Thank you, Chris, for the quick response. A couple of followup questions,
after a little more thought and research.

BTW: Windows 2000 Server, IIS 5.0, SQL 2000, patched 'n everything.

The ports in question are 137, 138, 139, and 445. I've found the chart at
Microsoft that lists what those ports are for, and most of it's nonsense to
me. For a web server we connect to using a web browser, terminal services,
VPN, or SQL Server Enterprise Manager, we don't actually NEED those ports
open, do we? All this came about because the server was brought to a
screaming halt. I would imagine that we ought to do this in production as
well - hey, we're still finding our way, you know? - and I don't want to
lock down anything that might cause our users to faint.

RE: BlackIce and it's "intruders". So, is it necessary to block each
intruder, or are they blocked by the closed ports?

Thanks again,

- Wm
 
D

Duane Arnold

Thank you, Chris, for the quick response. A couple of followup
questions, after a little more thought and research.

BTW: Windows 2000 Server, IIS 5.0, SQL 2000, patched 'n everything.

The ports in question are 137, 138, 139, and 445. I've found the
chart at Microsoft that lists what those ports are for, and most of
it's nonsense to me.

If File and Print Sharing Services are running on the server, then those
ports you mentioned are going to be open. Ports 137, 138, 139 and 445 are
the ports on a NT based O/S that must be open to inbound and outbound for
it to happen.

I'll assume that the Server has Web applications on it that must print
when running and there is a print server computer on the LAN. How do you
think the report makes it over to the print server for it to print, if
the machine does not have a local printer?
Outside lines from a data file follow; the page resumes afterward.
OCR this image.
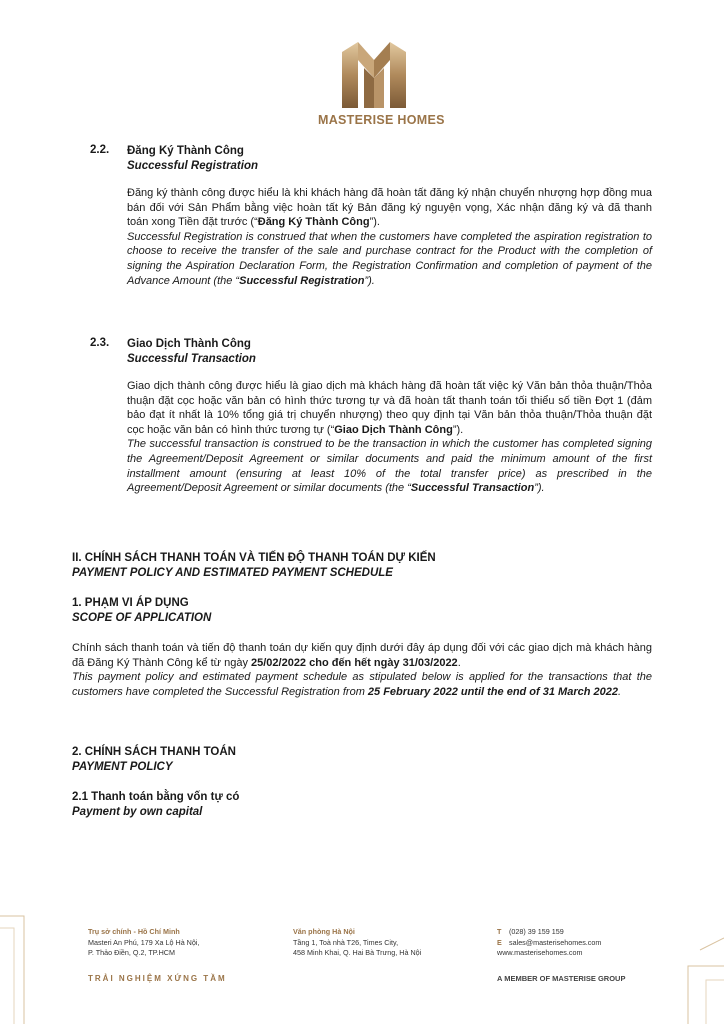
MASTERISE HOMES
2.2. Đăng Ký Thành Công
Successful Registration
Đăng ký thành công được hiểu là khi khách hàng đã hoàn tất đăng ký nhận chuyển nhượng hợp đồng mua bán đối với Sản Phẩm bằng việc hoàn tất ký Bản đăng ký nguyện vọng, Xác nhận đăng ký và đã thanh toán xong Tiền đặt trước (“Đăng Ký Thành Công”).
Successful Registration is construed that when the customers have completed the aspiration registration to choose to receive the transfer of the sale and purchase contract for the Product with the completion of signing the Aspiration Declaration Form, the Registration Confirmation and completion of payment of the Advance Amount (the “Successful Registration”).
2.3. Giao Dịch Thành Công
Successful Transaction
Giao dịch thành công được hiểu là giao dịch mà khách hàng đã hoàn tất việc ký Văn bản thỏa thuận/Thỏa thuận đặt cọc hoặc văn bản có hình thức tương tự và đã hoàn tất thanh toán tối thiểu số tiền Đợt 1 (đảm bảo đạt ít nhất là 10% tổng giá trị chuyển nhượng) theo quy định tại Văn bản thỏa thuận/Thỏa thuận đặt cọc hoặc văn bản có hình thức tương tự (“Giao Dịch Thành Công”).
The successful transaction is construed to be the transaction in which the customer has completed signing the Agreement/Deposit Agreement or similar documents and paid the minimum amount of the first installment amount (ensuring at least 10% of the total transfer price) as prescribed in the Agreement/Deposit Agreement or similar documents (the “Successful Transaction”).
II. CHÍNH SÁCH THANH TOÁN VÀ TIẾN ĐỘ THANH TOÁN DỰ KIẾN
PAYMENT POLICY AND ESTIMATED PAYMENT SCHEDULE
1. PHẠM VI ÁP DỤNG
SCOPE OF APPLICATION
Chính sách thanh toán và tiến độ thanh toán dự kiến quy định dưới đây áp dụng đối với các giao dịch mà khách hàng đã Đăng Ký Thành Công kể từ ngày 25/02/2022 cho đến hết ngày 31/03/2022.
This payment policy and estimated payment schedule as stipulated below is applied for the transactions that the customers have completed the Successful Registration from 25 February 2022 until the end of 31 March 2022.
2. CHÍNH SÁCH THANH TOÁN
PAYMENT POLICY
2.1 Thanh toán bằng vốn tự có
Payment by own capital
Trụ sở chính - Hồ Chí Minh
Masteri An Phú, 179 Xa Lộ Hà Nội,
P. Thảo Điền, Q.2, TP.HCM
Văn phòng Hà Nội
Tầng 1, Toà nhà T26, Times City,
458 Minh Khai, Q. Hai Bà Trưng, Hà Nội
T (028) 39 159 159
E sales@masterisehomes.com
www.masterisehomes.com
TRẢI NGHIỆM XỨNG TẦM	A MEMBER OF MASTERISE GROUP
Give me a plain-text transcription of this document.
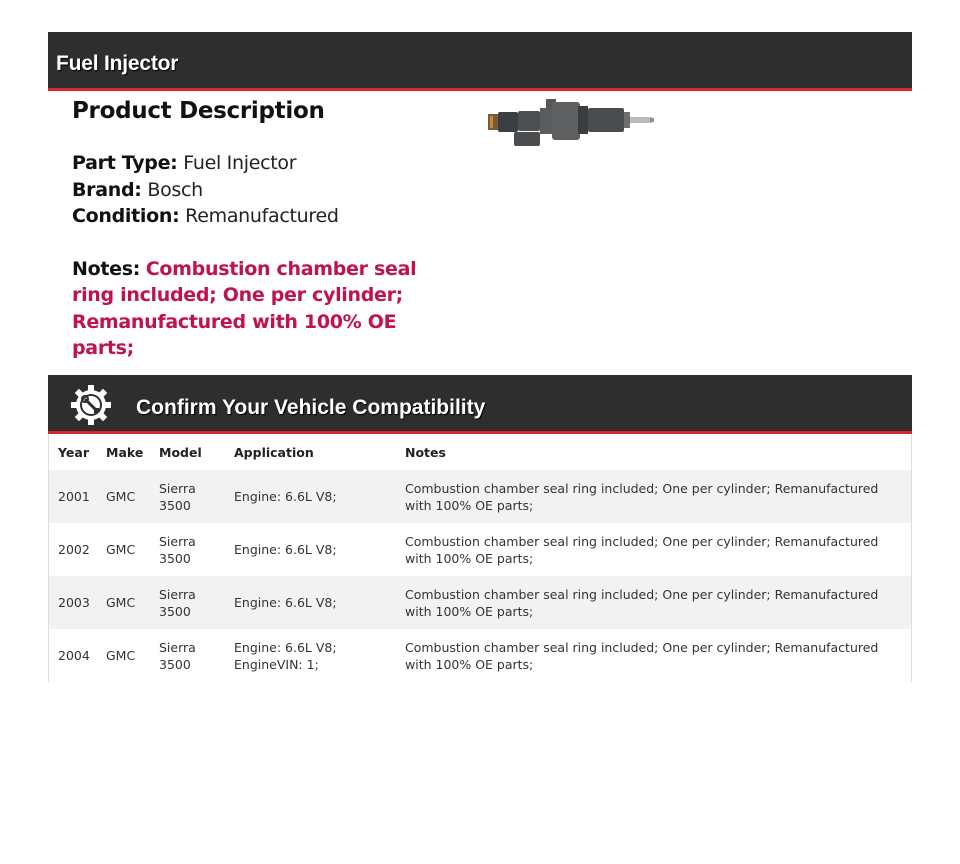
Fuel Injector
Product Description
Part Type: Fuel Injector
Brand: Bosch
Condition: Remanufactured
Notes: Combustion chamber seal ring included; One per cylinder; Remanufactured with 100% OE parts;
Confirm Your Vehicle Compatibility
Year	Make	Model	Application	Notes
2001	GMC	Sierra 3500	Engine: 6.6L V8;	Combustion chamber seal ring included; One per cylinder; Remanufactured with 100% OE parts;
2002	GMC	Sierra 3500	Engine: 6.6L V8;	Combustion chamber seal ring included; One per cylinder; Remanufactured with 100% OE parts;
2003	GMC	Sierra 3500	Engine: 6.6L V8;	Combustion chamber seal ring included; One per cylinder; Remanufactured with 100% OE parts;
2004	GMC	Sierra 3500	Engine: 6.6L V8; EngineVIN: 1;	Combustion chamber seal ring included; One per cylinder; Remanufactured with 100% OE parts;
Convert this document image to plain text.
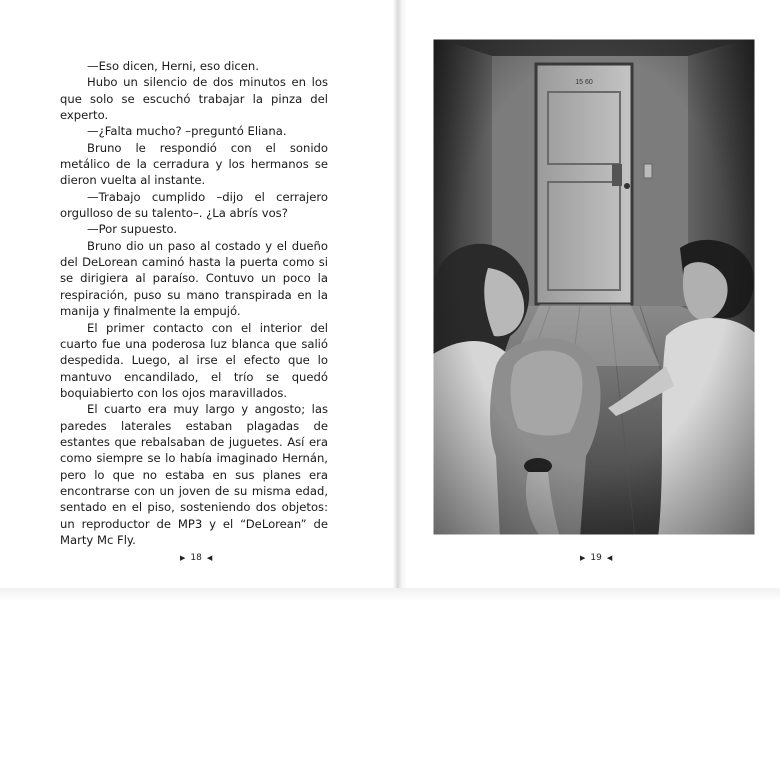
—Eso dicen, Herni, eso dicen.

Hubo un silencio de dos minutos en los que solo se escuchó trabajar la pinza del experto.

—¿Falta mucho? –preguntó Eliana.

Bruno le respondió con el sonido metálico de la cerradura y los hermanos se dieron vuelta al instante.

—Trabajo cumplido –dijo el cerrajero orgulloso de su talento–. ¿La abrís vos?

—Por supuesto.

Bruno dio un paso al costado y el dueño del DeLorean caminó hasta la puerta como si se dirigiera al paraíso. Contuvo un poco la respiración, puso su mano transpirada en la manija y finalmente la empujó.

El primer contacto con el interior del cuarto fue una poderosa luz blanca que salió despedida. Luego, al irse el efecto que lo mantuvo encandilado, el trío se quedó boquiabierto con los ojos maravillados.

El cuarto era muy largo y angosto; las paredes laterales estaban plagadas de estantes que rebalsaban de juguetes. Así era como siempre se lo había imaginado Hernán, pero lo que no estaba en sus planes era encontrarse con un joven de su misma edad, sentado en el piso, sosteniendo dos objetos: un reproductor de MP3 y el “DeLorean” de Marty Mc Fly.

▶ 18 ◀	▶ 19 ◀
How do you think that from your workstation, you can see and access files
and directories on the development computer?
For a web server we connect to using a web
browser, terminal services, VPN, or SQL Server Enterprise Manager, we
don't actually NEED those ports open, do we?

You can close those ports and see what happens. I have never closed those
ports on the machine that's connected to a LAN on a NT based network.
All this came about
because the server was brought to a screaming halt. I would imagine
that we ought to do this in production as well - hey, we're still
finding our way, you know? - and I don't want to lock down anything
that might cause our users to faint.

RE: BlackIce and it's "intruders". So, is it necessary to block each
intruder, or are they blocked by the closed ports?

I'll assume the network is protected by some type of FW appliance and BI
is on the server behind it.

You set BI on Paranoid, it's closing all the ports 1-65535 TCP and UDP to
all unsolicited inbound traffic to the machine. Any traffic that has been
solicited by a machine behind the BI FW is going to come through the FW.
Or you have set FW rules for specified IP(s) you have told BI to let
through the FW. Otherwise, the traffic is *blocked*.

If you have set BI to Paranoid with Auto Block with Allow Internet
Sharing, which opens the ports talked about above and Allow NETBios
Sharing, then other machines on the LAN will be able to see and access
files and directories on the machine and the machine will be able to
access other machines on the LAN.

However, if BI views network traffic from a machine as a threat, it will
block the traffic from the machine.

Set BI Alert Level to RED and it will only alert on a serious threat. You
can use VisualIce (free use Google) to view the BI logs.